Il “rettore” in Italia

Le avevano scoperte in Alto Adige e si celavano dietro un’università coranica che operava via Internet. Il “magnifico rettore” era proprio lui, il Mullah Krekar, il principale imputato del processo che lo ha portato alla condanna di 12 anni di carcere. Nel dibattimento è emerso di tutto e di più. Krekar, lo jihadista di Badu ‘e Carros, risulta agli atti processuali, era un vero punto di riferimento dell’estremismo islamico, legato e collegato ad una rete mondiale.

La Cajenna di Nuoro

L’uomo, registrato all’anagrafe delle carceri sarde come Faraj Ahmad Najmuddin, alias Mullah Krekar, è ora detenuto nella Cajenna di Nuoro. E’ lui, secondo i report investigativi, il vero capo dell'organizzazione smantellata dai carabinieri del Ros. Non un’associazione fatebenefratelli ma un gruppo terroristico, Ansar Al-Islam, costituito per instaurare uno stato islamico con metodi violenti nel Kurdistan iracheno, inserito nelle liste del Consiglio di Sicurezza dell’Onu.

Il capo dal carcere

C’è di più nel report divulgato dai servizi segreti: Mullah Krekar, dal carcere norvegese, prima dell’estradizione in Italia, «ha continuato a rappresentare la guida non solo ideologica dell'organizzazione, mantenendone anche la direzione strategica sulle questioni più importanti, quale la partecipazione al conflitto siriano o la decisione di allinearsi con Isis».

Buona compagnia

Ora, secondo i report dei suoi legali e delle organizzazioni che lo vorrebbero a passeggio tra margherite e prati verdi, è nella “porcilaia” di Badu ‘e Carros, con una buona parte di quei detenuti Jihadisti che l’Italia penitenziaria ha pensato di sbattere in Sardegna, tra Nuoro e il carcere sassarese di Bancali. Ultimo elemento: il resoconto dell’ultima visita del Garante nazionale dei detenuti chiede che la sezione attualmente riservata alla detenzione maschile di persone detenute in regime AS2, i terroristi internazionali, (la “porcilaia” n.d.r.), nella Casa di reclusione di Nuoro sia chiusa anche al fine di evitare censure in ambito internazionale.

Non un Motel

L’accusa del Garante è circoscritta: le stanze detentive, singole o doppie, sono scarsamente areate e ben poco illuminate e l’atmosfera è claustrofobica.

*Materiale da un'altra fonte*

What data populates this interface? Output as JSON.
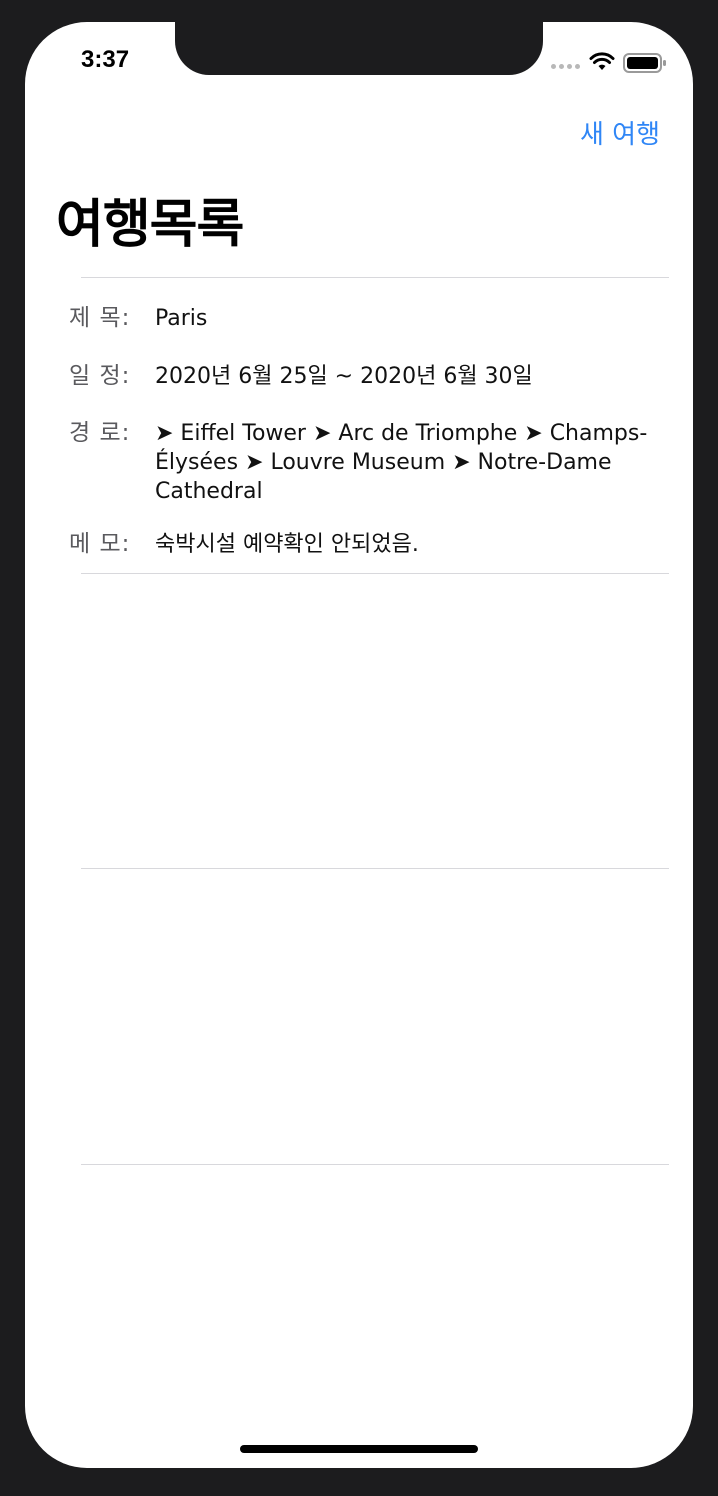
{
  "status_bar": {
    "time": "3:37",
    "icons": [
      "signal-dots-icon",
      "wifi-icon",
      "battery-icon"
    ]
  },
  "nav": {
    "action_label": "새 여행",
    "title": "여행목록",
    "accent_color": "#2f86f6"
  },
  "trips": [
    {
      "title_label": "제 목:",
      "title_value": "Paris",
      "schedule_label": "일 정:",
      "schedule_value": "2020년 6월 25일 ~ 2020년 6월 30일",
      "route_label": "경 로:",
      "route_value": " ➤ Eiffel Tower ➤ Arc de Triomphe ➤ Champs-Élysées ➤ Louvre Museum ➤ Notre-Dame Cathedral",
      "memo_label": "메 모:",
      "memo_value": "숙박시설 예약확인 안되었음."
    }
  ]
}
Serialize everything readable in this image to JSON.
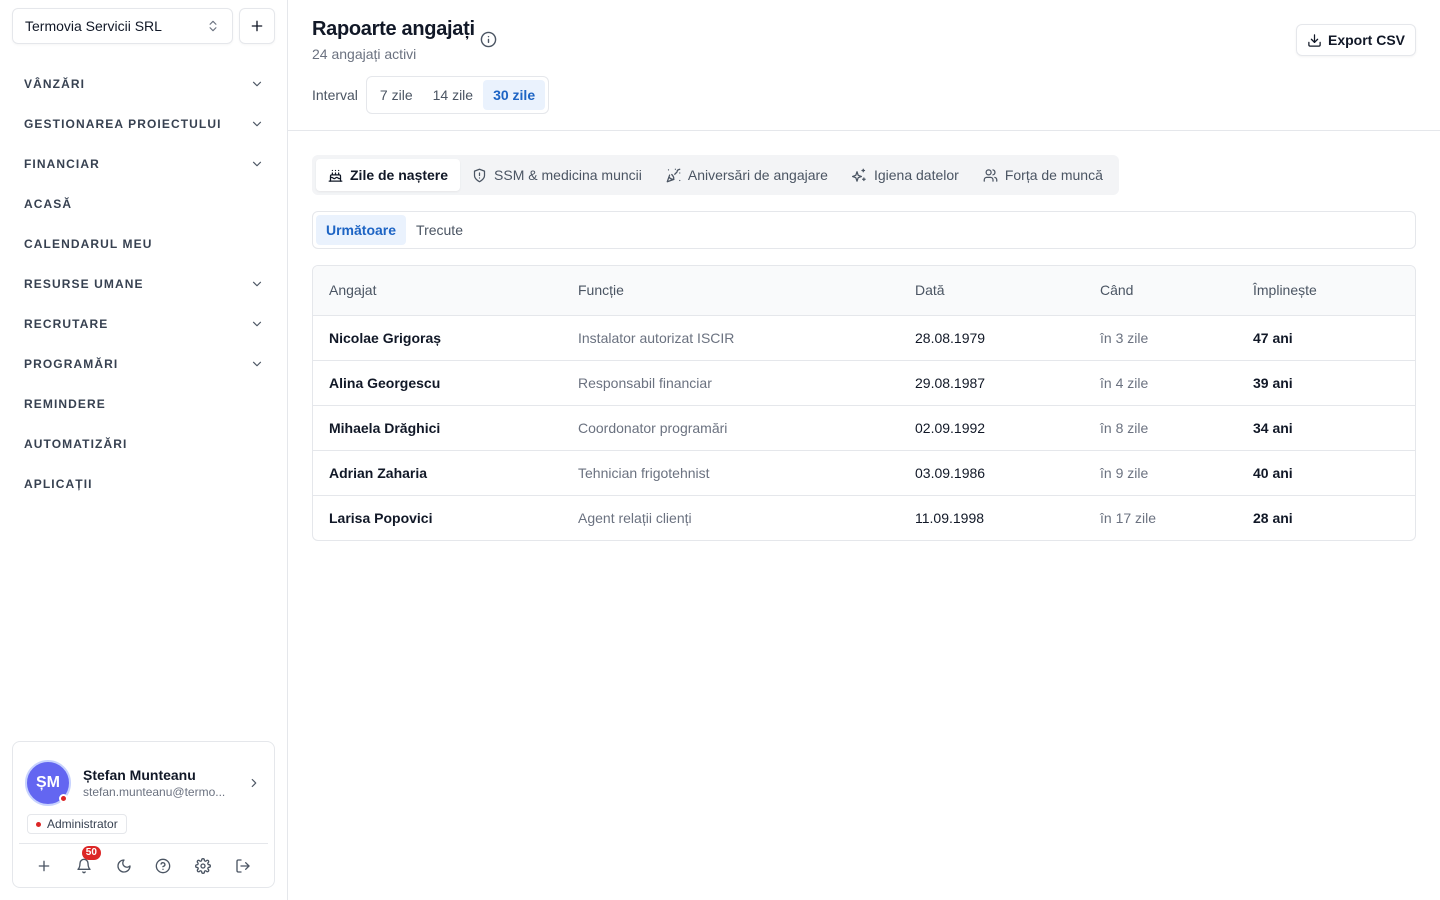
{
  "sidebar": {
    "org_name": "Termovia Servicii SRL",
    "nav": [
      {
        "label": "VÂNZĂRI",
        "chevron": true
      },
      {
        "label": "GESTIONAREA PROIECTULUI",
        "chevron": true
      },
      {
        "label": "FINANCIAR",
        "chevron": true
      },
      {
        "label": "ACASĂ",
        "chevron": false
      },
      {
        "label": "CALENDARUL MEU",
        "chevron": false
      },
      {
        "label": "RESURSE UMANE",
        "chevron": true
      },
      {
        "label": "RECRUTARE",
        "chevron": true
      },
      {
        "label": "PROGRAMĂRI",
        "chevron": true
      },
      {
        "label": "REMINDERE",
        "chevron": false
      },
      {
        "label": "AUTOMATIZĂRI",
        "chevron": false
      },
      {
        "label": "APLICAȚII",
        "chevron": false
      }
    ],
    "user": {
      "initials": "ȘM",
      "name": "Ștefan Munteanu",
      "email": "stefan.munteanu@termo...",
      "role": "Administrator",
      "notifications": "50"
    }
  },
  "header": {
    "title": "Rapoarte angajați",
    "subtitle": "24 angajați activi",
    "interval_label": "Interval",
    "intervals": [
      "7 zile",
      "14 zile",
      "30 zile"
    ],
    "active_interval": "30 zile",
    "export_label": "Export CSV"
  },
  "tabs": [
    {
      "label": "Zile de naștere",
      "icon": "cake-icon"
    },
    {
      "label": "SSM & medicina muncii",
      "icon": "shield-icon"
    },
    {
      "label": "Aniversări de angajare",
      "icon": "party-popper-icon"
    },
    {
      "label": "Igiena datelor",
      "icon": "sparkles-icon"
    },
    {
      "label": "Forța de muncă",
      "icon": "users-icon"
    }
  ],
  "active_tab": "Zile de naștere",
  "subtabs": [
    "Următoare",
    "Trecute"
  ],
  "active_subtab": "Următoare",
  "table": {
    "columns": [
      "Angajat",
      "Funcție",
      "Dată",
      "Când",
      "Împlinește"
    ],
    "rows": [
      [
        "Nicolae Grigoraș",
        "Instalator autorizat ISCIR",
        "28.08.1979",
        "în 3 zile",
        "47 ani"
      ],
      [
        "Alina Georgescu",
        "Responsabil financiar",
        "29.08.1987",
        "în 4 zile",
        "39 ani"
      ],
      [
        "Mihaela Drăghici",
        "Coordonator programări",
        "02.09.1992",
        "în 8 zile",
        "34 ani"
      ],
      [
        "Adrian Zaharia",
        "Tehnician frigotehnist",
        "03.09.1986",
        "în 9 zile",
        "40 ani"
      ],
      [
        "Larisa Popovici",
        "Agent relații clienți",
        "11.09.1998",
        "în 17 zile",
        "28 ani"
      ]
    ]
  },
  "colors": {
    "accent": "#1d64c4",
    "accent_bg": "#eaf2fd",
    "avatar": "#6366f1",
    "danger": "#dc2626"
  }
}
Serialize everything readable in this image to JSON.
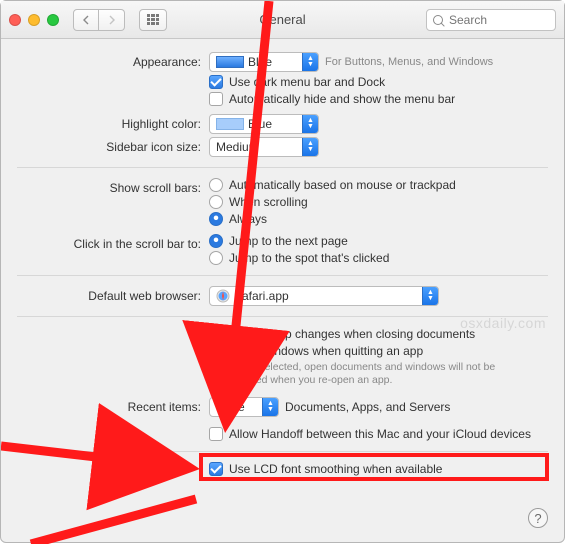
{
  "titlebar": {
    "title": "General",
    "search_placeholder": "Search"
  },
  "appearance": {
    "label": "Appearance:",
    "value": "Blue",
    "hint": "For Buttons, Menus, and Windows",
    "darkmenu_label": "Use dark menu bar and Dock",
    "darkmenu_checked": true,
    "autohide_label": "Automatically hide and show the menu bar",
    "autohide_checked": false
  },
  "highlight": {
    "label": "Highlight color:",
    "value": "Blue"
  },
  "sidebar": {
    "label": "Sidebar icon size:",
    "value": "Medium"
  },
  "scrollbars": {
    "label": "Show scroll bars:",
    "opt_auto": "Automatically based on mouse or trackpad",
    "opt_when": "When scrolling",
    "opt_always": "Always",
    "selected": "always"
  },
  "clickbar": {
    "label": "Click in the scroll bar to:",
    "opt_next": "Jump to the next page",
    "opt_spot": "Jump to the spot that's clicked",
    "selected": "next"
  },
  "browser": {
    "label": "Default web browser:",
    "value": "Safari.app"
  },
  "documents": {
    "ask_label": "Ask to keep changes when closing documents",
    "ask_checked": false,
    "close_label": "Close windows when quitting an app",
    "close_checked": false,
    "note": "When selected, open documents and windows will not be restored when you re-open an app."
  },
  "recent": {
    "label": "Recent items:",
    "value": "None",
    "suffix": "Documents, Apps, and Servers"
  },
  "handoff": {
    "label": "Allow Handoff between this Mac and your iCloud devices",
    "checked": false
  },
  "lcd": {
    "label": "Use LCD font smoothing when available",
    "checked": true
  },
  "watermark": "osxdaily.com"
}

Come dire non è un Motel. Del resto in Norvegia, con telefono e Internet a disposizione, aveva continuato a gestire l’organizzazione criminale. Ora, invece, è nell’Isola del diavolo, balzata agli onori della mobilitazione jihadista per la liberazione del loro Mullah. Un ospite di cui la Sardegna avrebbe fatto volentieri a meno.